Olivier Awards unite two worlds of UK theatre
There is a certain Eau de Brie-ness about the Olivier Awards: what with the heraldic trumpeters and the merry-go-round of troupers bouncing onto stage to knock out a show tune or two. The sense of kitsch is heightened by the incongruity of the audience: serious-minded thespians squirming uncomfortably in their seats, while chorus line hoofers hug themselves with glee.
There was an element of the Bill Grundy interview with the Sex Pistols about the event: the coming together of two disparate worlds. That was until the 85 year-old Angela Lansbury came on and sang a Stephen Sondheim number with such conviction that she united the house. And it is moments like that which capture the essence of British theatre's success and the important role the Oliviers play in celebrating it.
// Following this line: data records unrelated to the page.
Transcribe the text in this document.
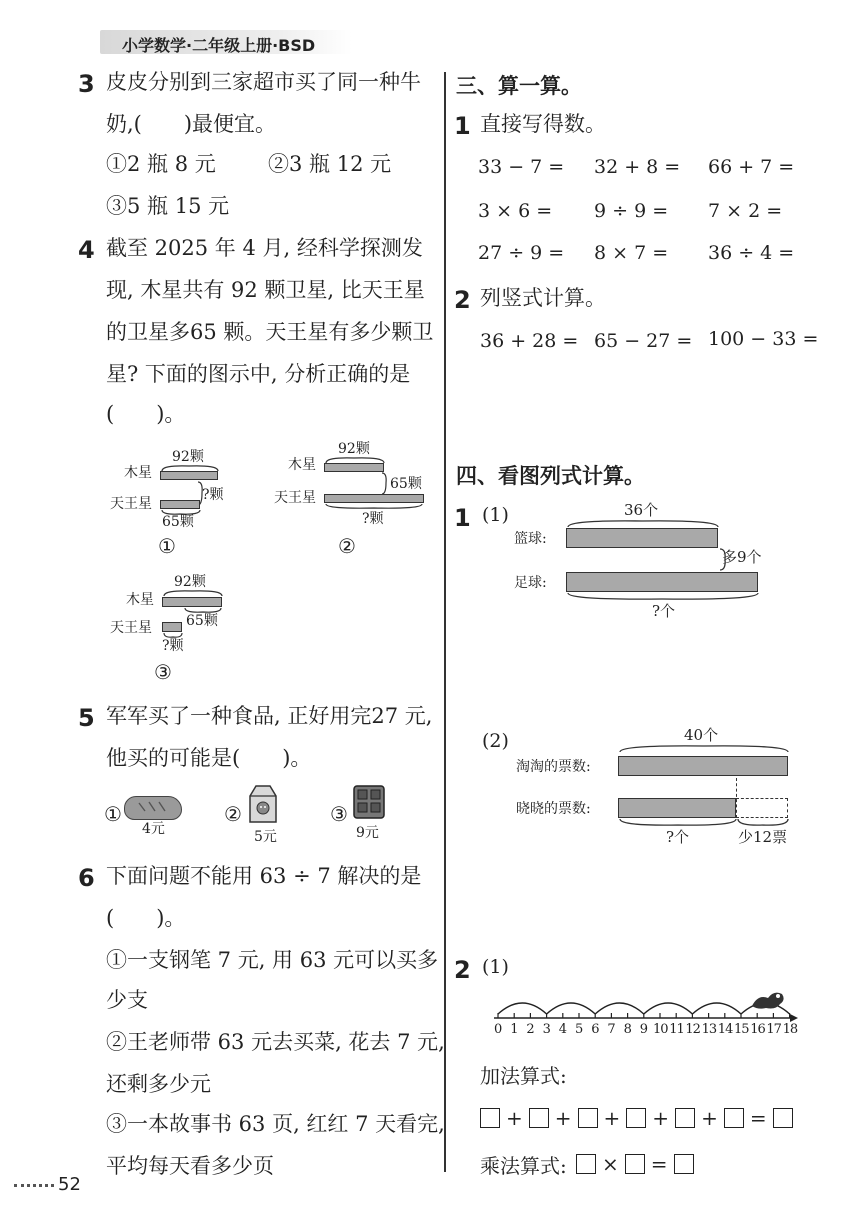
小学数学·二年级上册·BSD
3 皮皮分别到三家超市买了同一种牛
奶,(　　)最便宜。
①2 瓶 8 元 ②3 瓶 12 元
③5 瓶 15 元
4 截至 2025 年 4 月, 经科学探测发
现, 木星共有 92 颗卫星, 比天王星
的卫星多65 颗。天王星有多少颗卫
星? 下面的图示中, 分析正确的是
(　　)。
92颗
木星
?颗
天王星
65颗
①
92颗
木星
65颗
天王星
?颗
②
92颗
木星
65颗
天王星
?颗
③
5 军军买了一种食品, 正好用完27 元,
他买的可能是(　　)。
①
4元
②
5元
③
9元
6 下面问题不能用 63 ÷ 7 解决的是
(　　)。
①一支钢笔 7 元, 用 63 元可以买多
少支
②王老师带 63 元去买菜, 花去 7 元,
还剩多少元
③一本故事书 63 页, 红红 7 天看完,
平均每天看多少页
52
三、算一算。
1 直接写得数。
33 − 7 = 32 + 8 = 66 + 7 =
3 × 6 = 9 ÷ 9 = 7 × 2 =
27 ÷ 9 = 8 × 7 = 36 ÷ 4 =
2 列竖式计算。
36 + 28 = 65 − 27 = 100 − 33 =
四、看图列式计算。
1 (1)	36个
篮球:
多9个
足球:
?个
(2)	40个
淘淘的票数:
晓晓的票数:
?个	少12票
2 (1)
0 1 2 3 4 5 6 7 8 9 10 11 12 13 14 15 16 17 18
加法算式:
+ + + + + =
乘法算式: × =
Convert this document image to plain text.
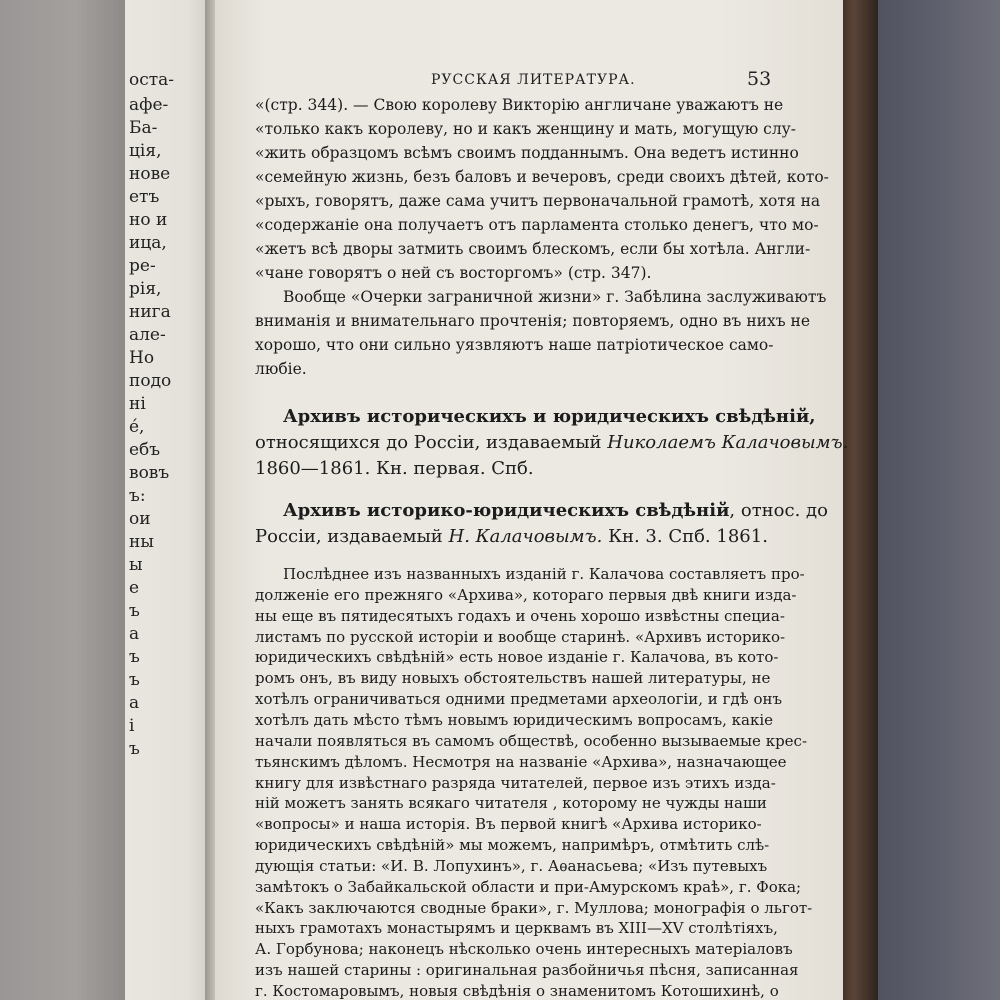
оста-
афе-
Ба-
ція,
нове
етъ
но и
ица,
ре-
рія,
нига
але-
Но
подо
ні
е́,
ебъ
вовъ
ъ:
ои
ны
ы
е
ъ
а
ъ
ъ
а
і
ъ
РУССКАЯ ЛИТЕРАТУРА.	53
«(стр. 344). — Свою королеву Викторію англичане уважаютъ не
«только какъ королеву, но и какъ женщину и мать, могущую слу-
«жить образцомъ всѣмъ своимъ подданнымъ. Она ведетъ истинно
«семейную жизнь, безъ баловъ и вечеровъ, среди своихъ дѣтей, кото-
«рыхъ, говорятъ, даже сама учитъ первоначальной грамотѣ, хотя на
«содержаніе она получаетъ отъ парламента столько денегъ, что мо-
«жетъ всѣ дворы затмить своимъ блескомъ, если бы хотѣла. Англи-
«чане говорятъ о ней съ восторгомъ» (стр. 347).
Вообще «Очерки заграничной жизни» г. Забѣлина заслуживаютъ
вниманія и внимательнаго прочтенія; повторяемъ, одно въ нихъ не
хорошо, что они сильно уязвляютъ наше патріотическое само-
любіе.
Архивъ историческихъ и юридическихъ свѣдѣній,
относящихся до Россіи, издаваемый Николаемъ Калачовымъ.
1860—1861. Кн. первая. Спб.
Архивъ историко-юридическихъ свѣдѣній, относ. до
Россіи, издаваемый Н. Калачовымъ. Кн. 3. Спб. 1861.
Послѣднее изъ названныхъ изданій г. Калачова составляетъ про-
долженіе его прежняго «Архива», котораго первыя двѣ книги изда-
ны еще въ пятидесятыхъ годахъ и очень хорошо извѣстны специа-
листамъ по русской исторіи и вообще старинѣ. «Архивъ историко-
юридическихъ свѣдѣній» есть новое изданіе г. Калачова, въ кото-
ромъ онъ, въ виду новыхъ обстоятельствъ нашей литературы, не
хотѣлъ ограничиваться одними предметами археологіи, и гдѣ онъ
хотѣлъ дать мѣсто тѣмъ новымъ юридическимъ вопросамъ, какіе
начали появляться въ самомъ обществѣ, особенно вызываемые крес-
тьянскимъ дѣломъ. Несмотря на названіе «Архива», назначающее
книгу для извѣстнаго разряда читателей, первое изъ этихъ изда-
ній можетъ занять всякаго читателя , которому не чужды наши
«вопросы» и наша исторія. Въ первой книгѣ «Архива историко-
юридическихъ свѣдѣній» мы можемъ, напримѣръ, отмѣтить слѣ-
дующія статьи: «И. В. Лопухинъ», г. Аѳанасьева; «Изъ путевыхъ
замѣтокъ о Забайкальской области и при-Амурскомъ краѣ», г. Фока;
«Какъ заключаются сводные браки», г. Муллова; монографія о льгот-
ныхъ грамотахъ монастырямъ и церквамъ въ XIII—XV столѣтіяхъ,
А. Горбунова; наконецъ нѣсколько очень интересныхъ матеріаловъ
изъ нашей старины : оригинальная разбойничья пѣсня, записанная
г. Костомаровымъ, новыя свѣдѣнія о знаменитомъ Котошихинѣ, о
There are two worlds within the UK's theatrical universe: the subsidised companies and the commercial productions. But that doesn't mean they are mutually exclusive, although their tastes can differ. Increasingly the subsidised sector and the commercial theatre are working together. For example, Clybourne Park was one of last night's winners. It opened in London at the (subsidised) Royal Court before transferring to the (commercial) West End for a successful run. It is a joint venture between the Royal Court and Sonia Friedman, the impresario behind another of last night's big winners, the musical Legally Blonde. Two shows couldn't appear further apart conceptually, but are in fact inextricably linked.
Directors, actors, technicians and musicians constantly flit between the two sides of theatre, learning and sharing skills along the way. Britain is succeeding where other countries are failing because the subsidised theatres have the opportunity to take risks, while the commercial producers help broaden audiences and interest. Of course that's a gross simplification, but the point is that both sides do better because of the other.
Which is why they are united in their concern about the impending cuts to public funding of the arts. They all know the fragile ecosystem in which they operate. What is bad for subsidised theatre is bad for commercial theatre. And of particular concern to both is the double threat looming over regional theatres that face centralised cuts via Arts Council England and local cuts by their own councils.
Producers and directors say that regional theatre is an essential part of the creative and commercial mix, and that any damage to its capacity to produce and promote a full programme of productions will directly affect the well-being of the major national companies and the West End. Which is why I hope next year the Oliviers show more of a commitment to regional theatre. Currently the awards are focused on London, but as everyone is saying the regions are just as important, surely they deserve to be treated as such?